The number before the commands is the total length of the content. This is helpful when considering max length for stuff like callback data.
The content itself is shortened in order to prevent log spamming.
Test a middleware
When you create your own middleware or assume slow timings of another middleware you can use these middlewares to create a timing profile
const {generateBeforeMiddleware, generateAfterMiddleware} = require('telegraf-middleware-console-time');
const bot = new Bot(…);
// Use BeforeMiddleware before loading the to be tested middleware
bot.use(generateBeforeMiddleware('foo'))
// Middleware to be tested
bot.use(…)
// Use AfterMiddleware after loading the to be tested middleware (with the same label)
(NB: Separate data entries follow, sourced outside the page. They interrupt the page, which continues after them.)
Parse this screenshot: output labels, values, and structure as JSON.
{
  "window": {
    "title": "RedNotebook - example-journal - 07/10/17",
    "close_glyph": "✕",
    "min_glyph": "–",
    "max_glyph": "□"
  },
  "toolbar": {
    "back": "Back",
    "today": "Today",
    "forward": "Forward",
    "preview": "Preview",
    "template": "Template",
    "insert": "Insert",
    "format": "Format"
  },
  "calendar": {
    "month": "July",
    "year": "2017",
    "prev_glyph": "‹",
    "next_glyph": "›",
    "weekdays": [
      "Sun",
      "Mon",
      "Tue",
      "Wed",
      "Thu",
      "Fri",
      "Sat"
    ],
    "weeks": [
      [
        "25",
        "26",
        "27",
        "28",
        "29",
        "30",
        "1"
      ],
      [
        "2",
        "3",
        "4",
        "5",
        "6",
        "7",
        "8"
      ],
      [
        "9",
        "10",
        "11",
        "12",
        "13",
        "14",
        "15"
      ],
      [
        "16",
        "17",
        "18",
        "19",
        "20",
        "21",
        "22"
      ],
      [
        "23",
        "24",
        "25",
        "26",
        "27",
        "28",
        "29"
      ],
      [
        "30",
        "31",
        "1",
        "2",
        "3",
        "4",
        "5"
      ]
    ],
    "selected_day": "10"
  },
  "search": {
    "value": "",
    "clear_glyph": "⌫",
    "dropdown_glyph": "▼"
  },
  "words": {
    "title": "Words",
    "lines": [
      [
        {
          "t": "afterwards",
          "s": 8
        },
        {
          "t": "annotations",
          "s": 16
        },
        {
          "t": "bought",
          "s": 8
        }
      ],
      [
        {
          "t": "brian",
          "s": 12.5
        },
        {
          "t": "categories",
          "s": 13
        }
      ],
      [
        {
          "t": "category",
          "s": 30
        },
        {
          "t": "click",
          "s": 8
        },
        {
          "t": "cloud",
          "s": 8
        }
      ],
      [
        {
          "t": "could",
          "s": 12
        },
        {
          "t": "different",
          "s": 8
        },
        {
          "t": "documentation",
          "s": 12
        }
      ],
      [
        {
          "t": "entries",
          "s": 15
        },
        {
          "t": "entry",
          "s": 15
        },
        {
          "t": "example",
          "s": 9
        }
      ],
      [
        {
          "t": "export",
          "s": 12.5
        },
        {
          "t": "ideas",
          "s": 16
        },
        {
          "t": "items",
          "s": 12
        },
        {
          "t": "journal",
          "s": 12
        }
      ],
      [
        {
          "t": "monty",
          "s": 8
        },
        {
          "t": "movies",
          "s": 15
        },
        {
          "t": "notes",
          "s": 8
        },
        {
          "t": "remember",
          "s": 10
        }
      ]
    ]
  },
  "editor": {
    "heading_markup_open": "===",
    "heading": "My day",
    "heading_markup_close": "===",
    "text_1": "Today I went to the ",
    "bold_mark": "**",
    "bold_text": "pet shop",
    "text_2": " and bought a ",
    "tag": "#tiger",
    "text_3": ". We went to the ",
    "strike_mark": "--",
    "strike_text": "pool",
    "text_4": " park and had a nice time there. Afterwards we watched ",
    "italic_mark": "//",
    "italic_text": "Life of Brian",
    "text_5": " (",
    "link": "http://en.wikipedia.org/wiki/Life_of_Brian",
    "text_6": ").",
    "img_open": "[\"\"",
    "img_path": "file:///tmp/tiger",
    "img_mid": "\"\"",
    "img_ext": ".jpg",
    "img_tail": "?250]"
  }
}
bot.use(generateAfterMiddleware('foo'))
// Other middlewares / implementations (they will take the 'inner' amount of time when used)
bot.use(…)
bot.on(…, …)
This will output something like this:
490ai foo before: 304.185ms
490ai foo inner: 83.122ms
490ai foo after: 501.028ms
490ai foo total: 891.849ms
This indicates the checked middleware alone took 800ms and isnt as performant as maybe needed.